Amerika, dengan semua propaganda, menggambarkan JI punya jaringan sel di Asia Tenggara. Tujuannya; mendirikan negara Islam se-Asia Tenggara. Tapi siapa pemimpin JI tidak jelas. Penasehat senior Singapura, Lee Kuan Yew, usai dapat masukkan dari intelijen Singapura, menuding Abu Bakar Ba'asyir sebagai pemimpin umum JI, meliputi Malaysia dan Singapura. Dengan mudah, pengasuh Pesantren Al-Mukmin, Ngruki, Sukoharjo, membantah tudingan Lee.

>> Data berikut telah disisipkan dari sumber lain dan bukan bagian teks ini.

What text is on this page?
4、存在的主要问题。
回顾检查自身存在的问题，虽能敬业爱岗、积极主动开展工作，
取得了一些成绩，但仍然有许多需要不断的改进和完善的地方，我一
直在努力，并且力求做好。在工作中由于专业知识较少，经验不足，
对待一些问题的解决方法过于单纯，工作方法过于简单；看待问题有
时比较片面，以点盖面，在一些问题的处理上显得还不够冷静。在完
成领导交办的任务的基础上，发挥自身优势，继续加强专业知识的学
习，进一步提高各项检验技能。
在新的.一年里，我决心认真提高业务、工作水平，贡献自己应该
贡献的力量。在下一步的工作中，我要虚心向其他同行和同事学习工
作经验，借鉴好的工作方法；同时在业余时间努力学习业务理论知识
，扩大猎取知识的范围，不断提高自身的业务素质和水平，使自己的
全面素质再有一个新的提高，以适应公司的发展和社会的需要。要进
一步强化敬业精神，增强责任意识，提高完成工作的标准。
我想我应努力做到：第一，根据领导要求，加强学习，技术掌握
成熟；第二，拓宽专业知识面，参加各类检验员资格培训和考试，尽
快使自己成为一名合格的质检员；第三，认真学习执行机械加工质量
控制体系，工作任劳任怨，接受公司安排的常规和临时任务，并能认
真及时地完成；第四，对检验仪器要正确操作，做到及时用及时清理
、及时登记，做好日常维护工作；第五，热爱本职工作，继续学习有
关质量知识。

Bisa ditebak sebelumnya, begitu polisi menangkap Amrozy, tuduhan JI akan segera dialamatkan pada warga Lamongan, Jawa Timur, itu. Benar. ''Amrozy bagian dari JI. Banyak orang terkait dan beserta Amrozy,'' tegas Menteri Pertahanan, Matori Abdul Jalil. Mengikuti tudingan Matori, Amrozy bagian dari JI bukan Ba'asyir. Tapi, tambahnya, Amrozy bagian JI yang didirikan kawan Ba'asyir sekaligus pemimpin Ngruki lain; (alm.) Abdullah Sungkar.
Di dalam laporan Al-Qaeda in South-east Asia: the Case of the "Ngruki Network" in Indonesia (2002) yang ditulis oleh Direktur International Crisis Group, Sidney Jones, sosok JI tergambarkan --meski menyisakan ada kesangsian. Peneliti dari Amerika Serikat itu, JI tak terlepas dari tiga peristiwa penting. Yakni, Darul Islam (DI) pimpinan Soekarmadji Maridjan Kartosoewirjo di Jawa Barat, pemberontak Kahar Muzakar di Luwu, Sulawesi Selatan dan perlawanan DI di Aceh yang memunculkan Gerakan Aceh Merdeka.
Tiga peristiwa tersebut, dalam kadar yang berbeda, mempengaruhi apa yang disebut 'Ngruki Network' (jaringan Ngruki) --pimpinan Ba'asyir dan Abdullah Sungkar. Selama satu dekade, pemerintahan RI bisa menghancurkan DI. Sidney Jones juga mengupas tentang sikap pemerintah terutama di masa rezim Presiden Soeharto dalam menghadapi gerakan bernafaskan Islam itu.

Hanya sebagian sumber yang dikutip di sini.